Cependant dans le monde technologique il n’y a pas que
des succès. Il existe aussi de nombreux échecs. Quelques-uns sont restés
célèbres. Ainsi dans les années 1970 Xerox avait créé à Palo Alto un centre de
recherche exceptionnel le PARC - le Palo Alto Research Center - qui avait
pour mission d’imaginer le bureau du futur. Ils ont inventé le mode graphique, les
fenêtres, les icônes, le pilotage par la souris, … mais c’est Apple qui a créé
le Macintosh.
Autre échec célèbre : Nokia et le smartphone.

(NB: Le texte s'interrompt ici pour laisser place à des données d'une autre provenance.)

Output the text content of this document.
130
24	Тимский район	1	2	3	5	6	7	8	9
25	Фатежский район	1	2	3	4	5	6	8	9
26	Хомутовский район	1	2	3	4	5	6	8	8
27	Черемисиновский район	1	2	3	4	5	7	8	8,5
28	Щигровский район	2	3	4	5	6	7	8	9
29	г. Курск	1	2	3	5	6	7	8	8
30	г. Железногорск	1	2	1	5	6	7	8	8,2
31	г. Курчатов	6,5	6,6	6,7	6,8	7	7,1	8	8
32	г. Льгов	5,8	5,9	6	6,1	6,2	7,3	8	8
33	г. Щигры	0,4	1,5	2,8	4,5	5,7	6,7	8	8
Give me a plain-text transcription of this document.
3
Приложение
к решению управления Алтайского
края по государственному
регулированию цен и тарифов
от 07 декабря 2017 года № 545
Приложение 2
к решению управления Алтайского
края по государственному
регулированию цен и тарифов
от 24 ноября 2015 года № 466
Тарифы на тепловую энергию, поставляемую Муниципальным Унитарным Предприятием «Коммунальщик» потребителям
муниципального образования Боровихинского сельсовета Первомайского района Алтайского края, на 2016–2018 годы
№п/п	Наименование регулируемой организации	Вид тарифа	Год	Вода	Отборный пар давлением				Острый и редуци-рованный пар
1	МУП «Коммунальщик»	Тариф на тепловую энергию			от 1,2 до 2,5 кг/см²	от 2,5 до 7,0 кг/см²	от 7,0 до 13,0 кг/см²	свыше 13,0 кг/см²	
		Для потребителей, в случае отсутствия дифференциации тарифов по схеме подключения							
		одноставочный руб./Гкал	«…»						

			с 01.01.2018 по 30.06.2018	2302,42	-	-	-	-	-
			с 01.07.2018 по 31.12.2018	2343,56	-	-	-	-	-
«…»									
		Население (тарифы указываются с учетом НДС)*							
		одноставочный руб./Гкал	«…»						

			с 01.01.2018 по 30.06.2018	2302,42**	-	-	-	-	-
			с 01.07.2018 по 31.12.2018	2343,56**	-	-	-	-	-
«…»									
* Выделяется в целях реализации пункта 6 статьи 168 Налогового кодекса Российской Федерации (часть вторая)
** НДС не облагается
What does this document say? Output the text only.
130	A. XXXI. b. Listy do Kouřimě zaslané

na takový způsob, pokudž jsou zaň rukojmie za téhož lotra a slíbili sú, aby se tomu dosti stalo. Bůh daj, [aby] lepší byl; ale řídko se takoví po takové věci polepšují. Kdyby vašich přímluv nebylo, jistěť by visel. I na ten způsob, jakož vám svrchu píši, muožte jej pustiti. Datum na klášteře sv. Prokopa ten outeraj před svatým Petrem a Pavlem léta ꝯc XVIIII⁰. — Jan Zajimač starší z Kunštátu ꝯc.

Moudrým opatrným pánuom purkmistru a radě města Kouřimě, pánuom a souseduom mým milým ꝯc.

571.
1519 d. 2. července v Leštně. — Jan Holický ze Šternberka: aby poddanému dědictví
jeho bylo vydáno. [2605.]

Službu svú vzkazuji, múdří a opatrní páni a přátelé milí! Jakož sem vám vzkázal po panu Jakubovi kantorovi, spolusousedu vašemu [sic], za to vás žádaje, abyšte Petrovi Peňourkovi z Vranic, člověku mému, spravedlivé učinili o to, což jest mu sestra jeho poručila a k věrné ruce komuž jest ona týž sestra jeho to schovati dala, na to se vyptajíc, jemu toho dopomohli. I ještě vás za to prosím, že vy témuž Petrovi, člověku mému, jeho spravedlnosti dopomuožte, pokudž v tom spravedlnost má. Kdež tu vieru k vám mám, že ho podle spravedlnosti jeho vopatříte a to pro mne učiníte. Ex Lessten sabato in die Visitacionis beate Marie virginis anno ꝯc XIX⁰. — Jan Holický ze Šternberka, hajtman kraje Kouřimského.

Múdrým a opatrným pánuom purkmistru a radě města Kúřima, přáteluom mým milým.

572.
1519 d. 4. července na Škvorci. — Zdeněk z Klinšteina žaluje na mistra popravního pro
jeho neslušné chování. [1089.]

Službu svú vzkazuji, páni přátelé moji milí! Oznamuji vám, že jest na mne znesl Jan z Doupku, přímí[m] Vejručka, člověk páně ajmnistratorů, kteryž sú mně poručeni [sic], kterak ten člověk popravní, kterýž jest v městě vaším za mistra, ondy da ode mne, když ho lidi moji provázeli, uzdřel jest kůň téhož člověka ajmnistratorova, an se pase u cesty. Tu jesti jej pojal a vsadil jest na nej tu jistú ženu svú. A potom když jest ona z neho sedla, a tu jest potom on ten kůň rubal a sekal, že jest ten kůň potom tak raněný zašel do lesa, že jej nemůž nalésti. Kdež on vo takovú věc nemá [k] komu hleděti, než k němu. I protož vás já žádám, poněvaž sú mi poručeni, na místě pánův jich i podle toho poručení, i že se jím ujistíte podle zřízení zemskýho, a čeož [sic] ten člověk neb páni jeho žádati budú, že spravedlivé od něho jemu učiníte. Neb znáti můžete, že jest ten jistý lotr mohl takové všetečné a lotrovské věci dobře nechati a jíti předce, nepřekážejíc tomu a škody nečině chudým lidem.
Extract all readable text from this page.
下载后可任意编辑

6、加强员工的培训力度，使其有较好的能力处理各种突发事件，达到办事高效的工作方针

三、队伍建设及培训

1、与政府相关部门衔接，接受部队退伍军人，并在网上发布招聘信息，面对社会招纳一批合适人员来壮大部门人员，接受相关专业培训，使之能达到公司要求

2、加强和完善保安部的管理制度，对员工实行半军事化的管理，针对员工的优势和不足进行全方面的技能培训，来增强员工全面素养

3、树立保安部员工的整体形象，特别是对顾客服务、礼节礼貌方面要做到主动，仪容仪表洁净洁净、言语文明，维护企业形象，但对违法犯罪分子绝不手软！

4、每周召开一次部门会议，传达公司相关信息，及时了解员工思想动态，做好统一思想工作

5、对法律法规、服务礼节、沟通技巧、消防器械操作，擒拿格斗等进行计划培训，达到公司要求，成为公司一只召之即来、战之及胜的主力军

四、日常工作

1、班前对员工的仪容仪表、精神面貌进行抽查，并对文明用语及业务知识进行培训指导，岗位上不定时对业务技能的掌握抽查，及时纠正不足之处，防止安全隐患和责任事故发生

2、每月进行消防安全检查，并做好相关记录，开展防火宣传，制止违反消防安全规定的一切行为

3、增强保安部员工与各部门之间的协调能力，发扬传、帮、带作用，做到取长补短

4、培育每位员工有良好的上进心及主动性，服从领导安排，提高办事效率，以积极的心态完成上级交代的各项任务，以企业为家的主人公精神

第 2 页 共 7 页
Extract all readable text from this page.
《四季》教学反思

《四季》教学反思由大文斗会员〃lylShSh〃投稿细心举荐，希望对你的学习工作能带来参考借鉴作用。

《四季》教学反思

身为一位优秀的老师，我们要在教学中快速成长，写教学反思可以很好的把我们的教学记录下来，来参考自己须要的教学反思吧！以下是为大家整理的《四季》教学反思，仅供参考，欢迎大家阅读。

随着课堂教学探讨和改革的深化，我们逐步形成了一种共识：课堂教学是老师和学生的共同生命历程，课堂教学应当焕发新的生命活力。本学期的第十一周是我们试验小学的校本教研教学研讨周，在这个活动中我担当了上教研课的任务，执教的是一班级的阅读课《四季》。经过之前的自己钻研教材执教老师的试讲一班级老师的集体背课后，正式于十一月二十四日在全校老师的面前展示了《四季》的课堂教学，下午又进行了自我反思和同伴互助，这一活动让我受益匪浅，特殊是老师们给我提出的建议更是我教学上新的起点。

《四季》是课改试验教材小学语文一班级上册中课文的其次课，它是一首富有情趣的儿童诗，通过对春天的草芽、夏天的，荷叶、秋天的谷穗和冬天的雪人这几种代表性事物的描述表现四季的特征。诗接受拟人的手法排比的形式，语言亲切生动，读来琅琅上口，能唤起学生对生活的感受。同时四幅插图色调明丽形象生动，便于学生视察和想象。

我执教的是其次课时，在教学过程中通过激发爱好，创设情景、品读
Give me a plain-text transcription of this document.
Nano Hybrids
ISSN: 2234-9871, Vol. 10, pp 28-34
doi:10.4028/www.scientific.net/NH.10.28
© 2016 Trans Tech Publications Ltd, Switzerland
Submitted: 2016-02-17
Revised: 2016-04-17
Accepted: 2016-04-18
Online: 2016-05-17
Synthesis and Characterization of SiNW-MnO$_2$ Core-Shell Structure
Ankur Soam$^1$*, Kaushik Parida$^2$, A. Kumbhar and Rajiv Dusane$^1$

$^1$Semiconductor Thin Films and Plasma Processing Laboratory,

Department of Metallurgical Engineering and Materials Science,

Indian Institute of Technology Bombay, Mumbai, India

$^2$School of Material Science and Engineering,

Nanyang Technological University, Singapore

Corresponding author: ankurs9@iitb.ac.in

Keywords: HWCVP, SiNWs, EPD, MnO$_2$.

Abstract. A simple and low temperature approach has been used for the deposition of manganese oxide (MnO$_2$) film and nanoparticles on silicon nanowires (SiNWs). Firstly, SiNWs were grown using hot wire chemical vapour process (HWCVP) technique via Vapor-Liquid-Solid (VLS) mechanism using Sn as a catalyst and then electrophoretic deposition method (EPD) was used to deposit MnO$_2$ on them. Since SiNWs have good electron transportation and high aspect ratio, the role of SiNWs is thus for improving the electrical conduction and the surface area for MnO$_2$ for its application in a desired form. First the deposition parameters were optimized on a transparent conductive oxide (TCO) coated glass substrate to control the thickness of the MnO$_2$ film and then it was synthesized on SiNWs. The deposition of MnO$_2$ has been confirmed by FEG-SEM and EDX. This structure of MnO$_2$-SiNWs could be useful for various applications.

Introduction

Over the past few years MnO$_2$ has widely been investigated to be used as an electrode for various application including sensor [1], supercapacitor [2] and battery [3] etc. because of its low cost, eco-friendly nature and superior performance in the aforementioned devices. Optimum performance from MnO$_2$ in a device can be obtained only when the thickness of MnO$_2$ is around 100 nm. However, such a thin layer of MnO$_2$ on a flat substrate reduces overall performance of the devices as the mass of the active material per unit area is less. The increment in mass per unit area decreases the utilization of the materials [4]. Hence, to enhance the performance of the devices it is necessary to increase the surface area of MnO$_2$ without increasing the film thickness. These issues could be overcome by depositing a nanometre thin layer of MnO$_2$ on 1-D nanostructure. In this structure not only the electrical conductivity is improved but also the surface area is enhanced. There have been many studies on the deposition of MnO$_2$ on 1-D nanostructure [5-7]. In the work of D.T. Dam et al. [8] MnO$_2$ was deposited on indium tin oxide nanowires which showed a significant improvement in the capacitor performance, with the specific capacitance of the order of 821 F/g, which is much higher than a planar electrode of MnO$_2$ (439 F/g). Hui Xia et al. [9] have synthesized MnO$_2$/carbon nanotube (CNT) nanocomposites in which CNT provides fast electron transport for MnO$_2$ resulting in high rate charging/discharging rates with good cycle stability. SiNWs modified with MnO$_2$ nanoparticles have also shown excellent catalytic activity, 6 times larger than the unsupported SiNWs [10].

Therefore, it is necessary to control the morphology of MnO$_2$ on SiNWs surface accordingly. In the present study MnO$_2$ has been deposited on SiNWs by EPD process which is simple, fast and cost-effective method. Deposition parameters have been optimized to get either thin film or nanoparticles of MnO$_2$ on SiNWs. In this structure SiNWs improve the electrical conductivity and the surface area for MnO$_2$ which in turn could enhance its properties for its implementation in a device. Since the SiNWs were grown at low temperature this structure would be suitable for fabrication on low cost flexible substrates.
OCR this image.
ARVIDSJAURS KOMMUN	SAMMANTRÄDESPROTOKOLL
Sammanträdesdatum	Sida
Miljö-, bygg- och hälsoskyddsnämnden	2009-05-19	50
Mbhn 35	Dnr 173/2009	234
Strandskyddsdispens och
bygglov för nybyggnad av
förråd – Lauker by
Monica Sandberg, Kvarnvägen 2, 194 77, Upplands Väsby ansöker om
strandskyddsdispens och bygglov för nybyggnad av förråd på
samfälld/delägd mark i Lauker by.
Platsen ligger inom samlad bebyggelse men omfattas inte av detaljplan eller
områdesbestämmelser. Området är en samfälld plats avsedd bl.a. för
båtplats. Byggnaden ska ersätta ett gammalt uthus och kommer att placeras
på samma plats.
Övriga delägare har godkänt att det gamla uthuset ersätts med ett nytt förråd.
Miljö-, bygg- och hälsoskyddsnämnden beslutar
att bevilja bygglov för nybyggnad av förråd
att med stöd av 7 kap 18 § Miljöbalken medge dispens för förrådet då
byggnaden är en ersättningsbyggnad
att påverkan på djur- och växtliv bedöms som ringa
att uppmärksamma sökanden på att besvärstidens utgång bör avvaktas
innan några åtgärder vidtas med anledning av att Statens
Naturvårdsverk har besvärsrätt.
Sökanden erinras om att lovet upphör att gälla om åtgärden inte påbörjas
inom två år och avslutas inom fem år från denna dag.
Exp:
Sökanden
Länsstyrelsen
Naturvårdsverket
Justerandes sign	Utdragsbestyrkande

Dans les années 1980-1990 cette firme était un des leaders mondiales des
téléphones portables. Lorsque Apple a lancé en 2007 l’iPhone les dirigeants de
Nokia ont ignoré le smartphone. Quelques années après ils ont été contraint de
se retirés du marché des téléphones portables.
Mais l’échec le plus terrible fut celui de Kodak qui
était le leader mondial de la photo en dominant le marché des pellicules et des
appareils photos. La caméra numérique a été inventée dans ses laboratoires en
1975 mais ils n’y ont pas cru. Ils ont disparu.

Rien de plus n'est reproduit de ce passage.